Persönliche Daten veröffentlicht

Gleichzeitig sei den so verleumdeten Kirchen und Einzelpersonen ihr verfassungsmässiges Recht verweigert worden, auf die Vorwürfe zu antworten oder eine Korrektur zu veröffentlichen.

Trotz eines Gesetzes zum Schutz personenbezogener Daten hätten türkische Medien während des Brunson-Falls Namen, persönliche Daten, Fotos und spezifische kirchliche Aktivitäten in einem negativen Kontext veröffentlicht. Christen in den Städten Diyarbakir, Mardin, Izmir und Manisa hätten daraufhin versucht, rechtliche Schritte gegen die „heimtückische Propaganda“ einzuleiten. Die lokalen Behörden hätten jedoch entweder abgelehnt, Ermittlungen anzustellen, oder die Täter nicht bestraft.

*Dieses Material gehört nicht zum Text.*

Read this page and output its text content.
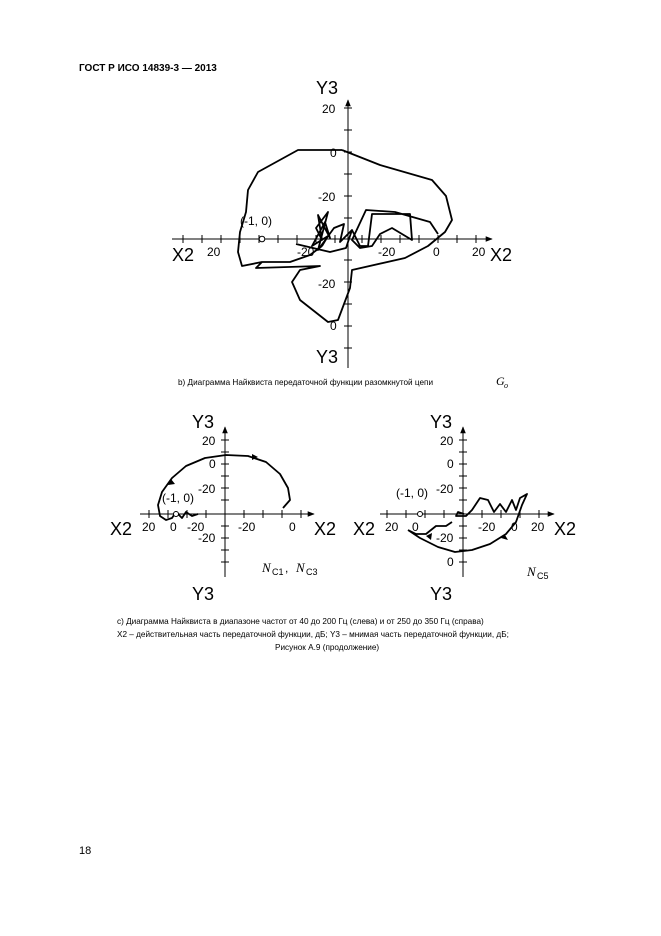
ГОСТ Р ИСО 14839-3 — 2013
Y3
Y3
X2	X2
20	-20	-20	0	20
20
0
-20
-20
0
(-1, 0)
b) Диаграмма Найквиста передаточной функции разомкнутой цепи	G o
Y3
Y3
X2	X2
20 0 -20	-20	0
20
0
-20
-20
(-1, 0)
N C1 , N C3
Y3
Y3
X2	X2
20 0	-20 0 20
20
0
-20
-20
0
(-1, 0)
N C5
c) Диаграмма Найквиста в диапазоне частот от 40 до 200 Гц (слева) и от 250 до 350 Гц (справа)
X2 – действительная часть передаточной функции, дБ; Y3 – мнимая часть передаточной функции, дБ;
Рисунок А.9 (продолжение)
18
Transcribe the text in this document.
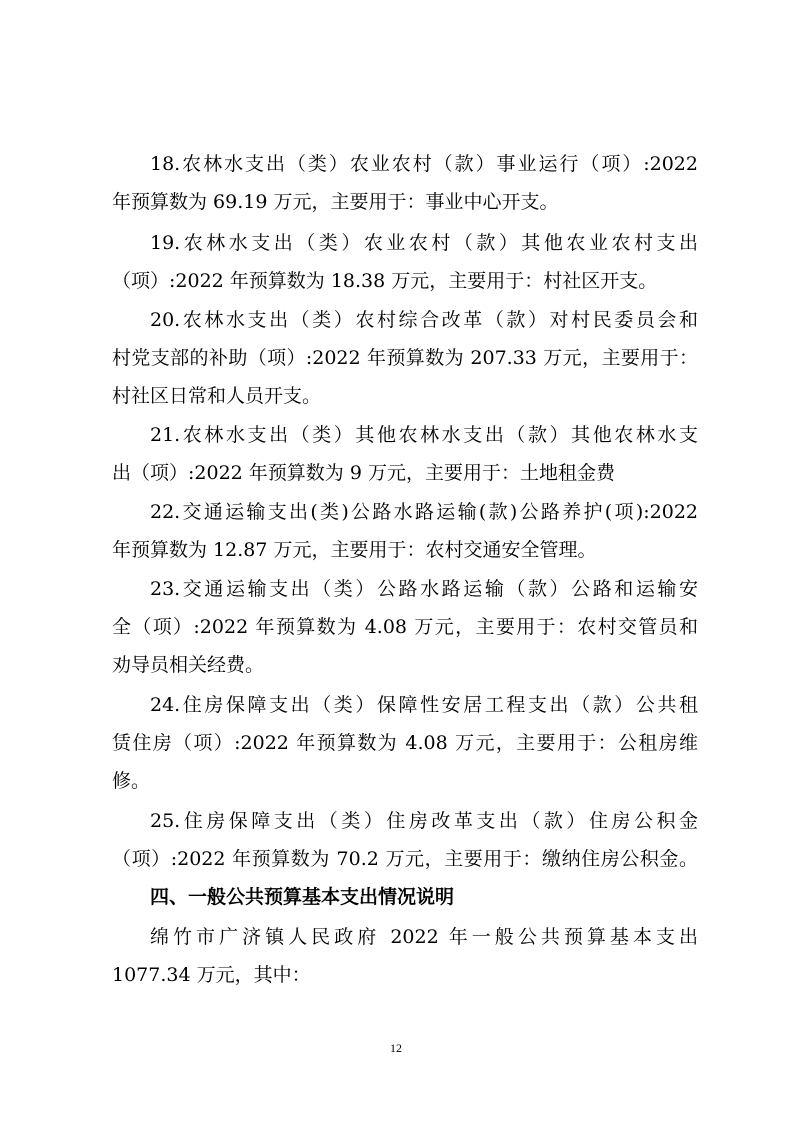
18.农林水支出（类）农业农村（款）事业运行（项）:2022
年预算数为 69.19 万元，主要用于：事业中心开支。
19.农林水支出（类）农业农村（款）其他农业农村支出
（项）:2022 年预算数为 18.38 万元，主要用于：村社区开支。
20.农林水支出（类）农村综合改革（款）对村民委员会和
村党支部的补助（项）:2022 年预算数为 207.33 万元，主要用于：
村社区日常和人员开支。
21.农林水支出（类）其他农林水支出（款）其他农林水支
出（项）:2022 年预算数为 9 万元，主要用于：土地租金费
22.交通运输支出(类)公路水路运输(款)公路养护(项):2022
年预算数为 12.87 万元，主要用于：农村交通安全管理。
23.交通运输支出（类）公路水路运输（款）公路和运输安
全（项）:2022 年预算数为 4.08 万元，主要用于：农村交管员和
劝导员相关经费。
24.住房保障支出（类）保障性安居工程支出（款）公共租
赁住房（项）:2022 年预算数为 4.08 万元，主要用于：公租房维
修。
25.住房保障支出（类）住房改革支出（款）住房公积金
（项）:2022 年预算数为 70.2 万元，主要用于：缴纳住房公积金。
四、一般公共预算基本支出情况说明
绵竹市广济镇人民政府 2022 年一般公共预算基本支出
1077.34 万元，其中：
12
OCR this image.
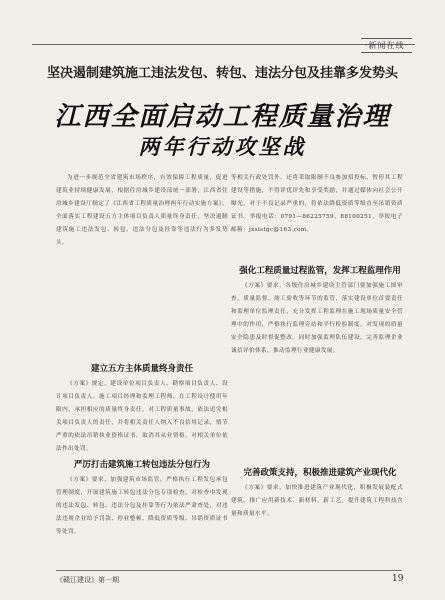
·新闻在线·
坚决遏制建筑施工违法发包、转包、违法分包及挂靠多发势头
江西全面启动工程质量治理
两年行动攻坚战

为进一步规范全省建筑市场秩序，有效保障工程质量，促进建筑业持续健康发展，根据住房城乡建设部统一部署，江西省住房城乡建设厅制定了《江西省工程质量治理两年行动实施方案》，全面落实工程建设五方主体项目负责人质量终身责任，坚决遏制建筑施工违法发包、转包、违法分包及挂靠等违法行为多发势头。

建立五方主体质量终身责任

《方案》规定，建设单位项目负责人、勘察项目负责人、设计项目负责人、施工项目经理和监理工程师，在工程设计使用年限内，承担相应的质量终身责任。对工程质量事故，依法追究相关项目负责人的责任，并将相关责任人纳入不良信用记录，情节严重的依法吊销执业资格证书，取消其从业资格，对相关单位依法作出处罚。

严厉打击建筑施工转包违法分包行为

《方案》要求，加强建筑市场监管，严格执行工程发包承包管理制度，开展建筑施工转包违法分包专项检查，对检查中发现的违法发包、转包、违法分包及挂靠等行为依法严肃查处，对违法违规企业给予罚款、停业整顿、降低资质等级、吊销资质证书等处罚。

等相关行政处罚外，还将采取限制不良参加招投标、暂停其工程建设等措施，不得评优评先和享受奖励，并通过媒体向社会公开曝光。对于不良记录严重的，将依法降低资质等级直至吊销资质证书。举报电话：0791—86225759、88100251，举报电子邮箱：jxslstgc@163.com。

强化工程质量过程监管，发挥工程监理作用

《方案》要求，各级住房城乡建设主管部门要加强施工图审查、质量监督、竣工验收等环节的监管，落实建设单位首要责任和监理单位监理责任，充分发挥工程监理在施工现场质量安全管理中的作用，严格执行监理旁站和平行检验制度，对发现的质量安全隐患及时督促整改。同时加强监理队伍建设，完善监理企业诚信评价体系，推动监理行业健康发展。

完善政策支持，积极推进建筑产业现代化

《方案》要求，加快推进建筑产业现代化，积极发展装配式建筑，推广应用新技术、新材料、新工艺，提升建筑工程科技含量和质量水平。

《赣江建设》第一期	19
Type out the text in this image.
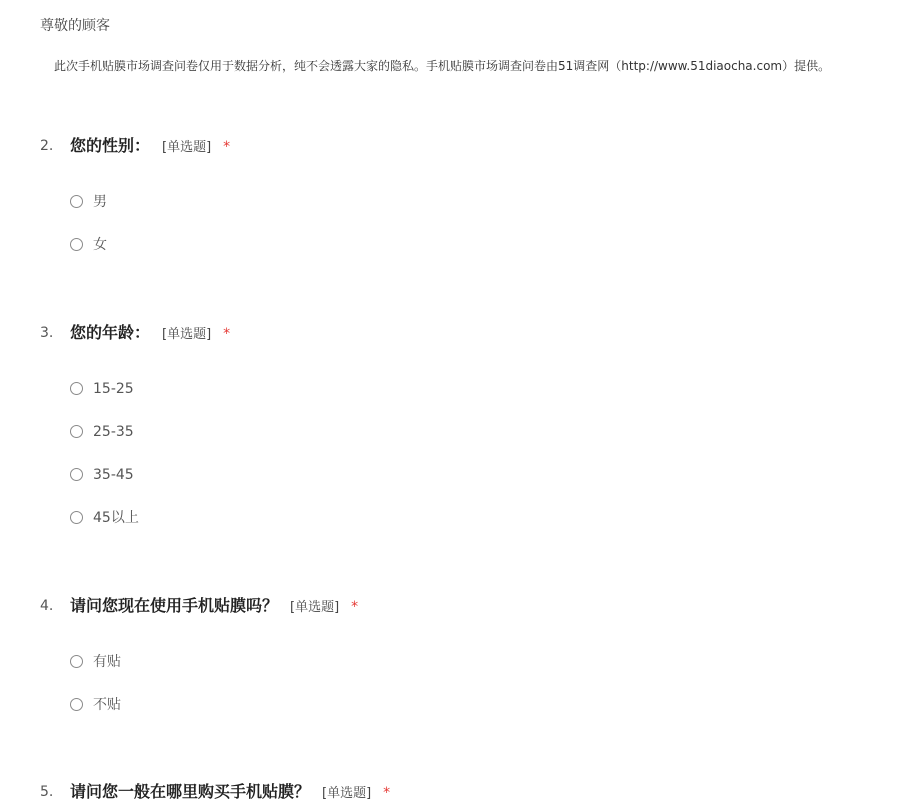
尊敬的顾客
此次手机贴膜市场调查问卷仅用于数据分析，纯不会透露大家的隐私。手机贴膜市场调查问卷由51调查网（http://www.51diaocha.com）提供。
2. 您的性别： [单选题] *
男
女
3. 您的年龄： [单选题] *
15-25
25-35
35-45
45以上
4. 请问您现在使用手机贴膜吗？ [单选题] *
有贴
不贴
5. 请问您一般在哪里购买手机贴膜？ [单选题] *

Abgeschoben oder Wiedereinreise verweigert

Der Bericht stellte fest, dass eine unbestimmte Anzahl von protestantischen ausländischen Kirchenmitgliedern im Jahr 2018 abgeschoben wurde oder ihnen die Wiedereinreise in die Türkei verweigert wurde, andere seien nach der Verlängerung ihrer Aufenthaltserlaubnis dazu aufgefordert worden, die Türkei innerhalb von wenigen Tagen zu verlassen. Einer von ihnen ist der Amerikaner David Byle, der 19 Jahre lang in der Türkei gelebt hatte.

Der Bericht bestätigte eine Reihe seit Jahren ungelöster Probleme, mit denen besonders protestantische Christen in der Türkei in den letzten zehn Jahren zu kämpfen hatten. Dazu gehören die seit langem bestehende Schwierigkeit, anerkannte Versammlungsräume zu finden, oder auch gesetzliche Bestimmungen, die formale religiöse Ausbildungen für nicht-muslimische Glaubensrichtungen verbieten.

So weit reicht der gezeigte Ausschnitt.